Beni düşürecek sandım ama öyle olmadı.
Küçük tırnağım gitmek istedi. Onu serbest bıraktım. Kopmuş. Deniz çağırdı belki de.
Bildiğin, salya sümük ağlıyorum bu kez, uykulu meditasyondayız.
Yaşamayı bu kadar severken nasıl oldu da ölmeyi istedim ki ben?
Gözüm aktı durdu günlerce. Biriken acılar gidiyormuş.
- Önceden böyle değildin sen.
- Evet değildim.
- Söyle hadi: Taşıdığım yükleri...
- Taşıdığım yükleri...
- Bırakmaya niyet ediyorum...
- Bırakmaya niyet ediyorum...
10 kilo patates alsak, duvarın dibinde dursa, ne çok yer kaplar değil mi?
Bedenimizin tam olarak neresine sıkışıp saklanıyor acaba bu -fazla dediğimiz- kilolar?
Deniz meditasyonu başladı. Kız kardeşliğimizi kabul edip kıskançlık enerjisini serbest bıraktık.
Eril enerjiye, güneşe, bedenimizi açtık (Bu laflar afilli oldu, mayosuz yüzdük yani).
Kaya meditasyonu. İlk regl olduğumuz gün. Yine böğekkk diye ağlamaya başlıyorum.
Bu arada, tekne, güneş enerjisi ile dönüyormuş.
Bardak yıkama makinesini çok ilginç buldum. “Kuavk” diye yutup parlatıyor. Kaptana diyorum ki:
- Siz niye yüzmüyorsunuz?
- Yüzdük. Siz görmediniz (Gülümsüyor).
Oh, iyi bari. Rahat edemiyorum yoksa.
Nerede, ne zaman yediler, onu da hissetmedik zaten hiç...
Vampir sinekler beni yemiş!
Kahve fincanlarını ele geçirdim.
O kahve tepsisini taşırken niye bu kadar zevk alıyorum?
Mavi yolculuğun, adaya düşmek gibi bir şey olduğuna karar verdim (fakat adaya da hiç düşmedim) bu arada. Kaçacak yer yok.

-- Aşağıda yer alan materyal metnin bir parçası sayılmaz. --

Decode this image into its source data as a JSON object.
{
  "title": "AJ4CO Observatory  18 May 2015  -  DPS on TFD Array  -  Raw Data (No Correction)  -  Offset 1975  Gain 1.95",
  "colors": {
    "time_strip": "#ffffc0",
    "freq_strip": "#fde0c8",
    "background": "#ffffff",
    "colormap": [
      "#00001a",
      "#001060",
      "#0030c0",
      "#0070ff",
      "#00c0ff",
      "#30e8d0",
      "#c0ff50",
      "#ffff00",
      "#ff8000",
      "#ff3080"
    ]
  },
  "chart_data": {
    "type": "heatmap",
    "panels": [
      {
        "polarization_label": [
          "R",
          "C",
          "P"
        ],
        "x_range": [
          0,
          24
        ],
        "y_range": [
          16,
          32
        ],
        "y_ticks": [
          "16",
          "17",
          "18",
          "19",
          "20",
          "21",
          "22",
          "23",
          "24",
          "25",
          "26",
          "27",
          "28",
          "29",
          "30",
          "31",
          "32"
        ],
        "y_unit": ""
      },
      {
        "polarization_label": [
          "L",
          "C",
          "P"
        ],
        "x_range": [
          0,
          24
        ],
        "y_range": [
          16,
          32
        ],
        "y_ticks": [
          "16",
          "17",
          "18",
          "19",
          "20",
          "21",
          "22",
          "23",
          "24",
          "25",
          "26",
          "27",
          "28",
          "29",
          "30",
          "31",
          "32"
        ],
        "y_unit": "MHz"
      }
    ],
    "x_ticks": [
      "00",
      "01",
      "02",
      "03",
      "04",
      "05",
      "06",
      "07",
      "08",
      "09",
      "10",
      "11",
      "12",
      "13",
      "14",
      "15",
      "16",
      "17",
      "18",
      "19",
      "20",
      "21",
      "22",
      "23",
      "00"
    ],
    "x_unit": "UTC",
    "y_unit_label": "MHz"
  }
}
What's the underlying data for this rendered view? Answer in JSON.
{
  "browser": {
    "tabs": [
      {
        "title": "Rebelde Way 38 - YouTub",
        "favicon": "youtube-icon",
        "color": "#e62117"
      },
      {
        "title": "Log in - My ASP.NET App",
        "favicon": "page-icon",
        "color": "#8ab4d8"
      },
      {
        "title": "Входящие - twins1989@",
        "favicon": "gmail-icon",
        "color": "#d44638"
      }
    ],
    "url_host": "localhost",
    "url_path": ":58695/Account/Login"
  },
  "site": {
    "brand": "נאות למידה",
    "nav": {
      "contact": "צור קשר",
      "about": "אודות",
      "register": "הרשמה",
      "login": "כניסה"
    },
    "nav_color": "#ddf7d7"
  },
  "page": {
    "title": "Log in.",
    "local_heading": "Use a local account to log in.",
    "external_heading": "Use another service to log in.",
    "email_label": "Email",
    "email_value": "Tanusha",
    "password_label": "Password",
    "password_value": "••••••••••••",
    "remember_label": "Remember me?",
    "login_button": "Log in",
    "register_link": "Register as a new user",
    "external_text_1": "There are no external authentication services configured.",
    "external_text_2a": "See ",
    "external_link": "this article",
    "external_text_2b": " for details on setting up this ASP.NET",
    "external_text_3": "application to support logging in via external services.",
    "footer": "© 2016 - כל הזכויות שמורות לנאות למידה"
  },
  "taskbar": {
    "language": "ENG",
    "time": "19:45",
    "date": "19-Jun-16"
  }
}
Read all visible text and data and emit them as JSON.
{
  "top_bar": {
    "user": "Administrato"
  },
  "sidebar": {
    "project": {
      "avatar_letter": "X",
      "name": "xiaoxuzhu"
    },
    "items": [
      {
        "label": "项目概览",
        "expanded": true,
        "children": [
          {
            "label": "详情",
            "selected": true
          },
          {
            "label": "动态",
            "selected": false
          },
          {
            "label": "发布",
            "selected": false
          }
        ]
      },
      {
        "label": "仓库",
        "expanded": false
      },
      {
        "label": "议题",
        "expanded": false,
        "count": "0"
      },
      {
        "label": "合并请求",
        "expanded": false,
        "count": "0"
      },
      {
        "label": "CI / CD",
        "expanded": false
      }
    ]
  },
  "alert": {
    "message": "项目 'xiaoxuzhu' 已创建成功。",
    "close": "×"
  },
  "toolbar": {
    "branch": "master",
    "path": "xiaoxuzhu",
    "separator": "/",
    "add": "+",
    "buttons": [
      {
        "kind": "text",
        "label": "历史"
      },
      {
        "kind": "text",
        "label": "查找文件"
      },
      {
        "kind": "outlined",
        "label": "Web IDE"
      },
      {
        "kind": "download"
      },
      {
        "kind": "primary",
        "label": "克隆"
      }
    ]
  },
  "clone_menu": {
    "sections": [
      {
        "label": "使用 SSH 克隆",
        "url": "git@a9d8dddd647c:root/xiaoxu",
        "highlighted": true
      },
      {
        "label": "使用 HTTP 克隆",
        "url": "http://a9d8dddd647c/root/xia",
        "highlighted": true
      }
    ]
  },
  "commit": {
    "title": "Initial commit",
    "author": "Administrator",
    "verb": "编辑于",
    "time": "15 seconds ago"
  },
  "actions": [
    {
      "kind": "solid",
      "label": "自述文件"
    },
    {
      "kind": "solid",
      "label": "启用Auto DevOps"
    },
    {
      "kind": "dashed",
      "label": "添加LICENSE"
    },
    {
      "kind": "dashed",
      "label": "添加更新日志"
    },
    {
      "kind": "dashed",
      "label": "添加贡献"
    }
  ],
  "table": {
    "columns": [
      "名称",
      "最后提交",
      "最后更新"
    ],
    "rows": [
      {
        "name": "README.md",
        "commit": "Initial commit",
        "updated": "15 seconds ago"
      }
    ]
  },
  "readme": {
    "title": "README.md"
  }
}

Evlilik -çocuk- isteyenler var. Sessizim. Soruyorlar bana da.
Uyumsuz hissediyorum:
“İşte, heteroseksüel durumlar, evlilik, tek eşlilik falan, bik bik, yani hemen herkes aldatıyor sonuçta, vik vik, yani bence dürüst değil, bilmiyorum ama, cik cik, inandırıcı gelmiyor bana.”
Agora tiyatrosundayım. Kilise var burada.
Ağacın dibine gidiyorum. Bebeğimle vedalaşıyorum. Mezarındaki taşları temizliyorum (bildiğin fırlata fırlata).
Yere uzanıp toprağa sarılıyorum.
Ellerimi uzatıyorum ama gökyüzüne değmiyor.
Selam veriyorum.
Alkış!
Önceki hayatlarımızda o adaya gelmişiz.
Sedir Adası...
Teknenin kıçındaki meditasyon yine ağlattı.
El ele tutuştuk.
Ayakkabısız yaşamak çok güzel.
Tanrım! Birbizimize yemek yedirdik!
Yaşlı olmak, bebek olmak, döngü, yedirmek, yedirilmek...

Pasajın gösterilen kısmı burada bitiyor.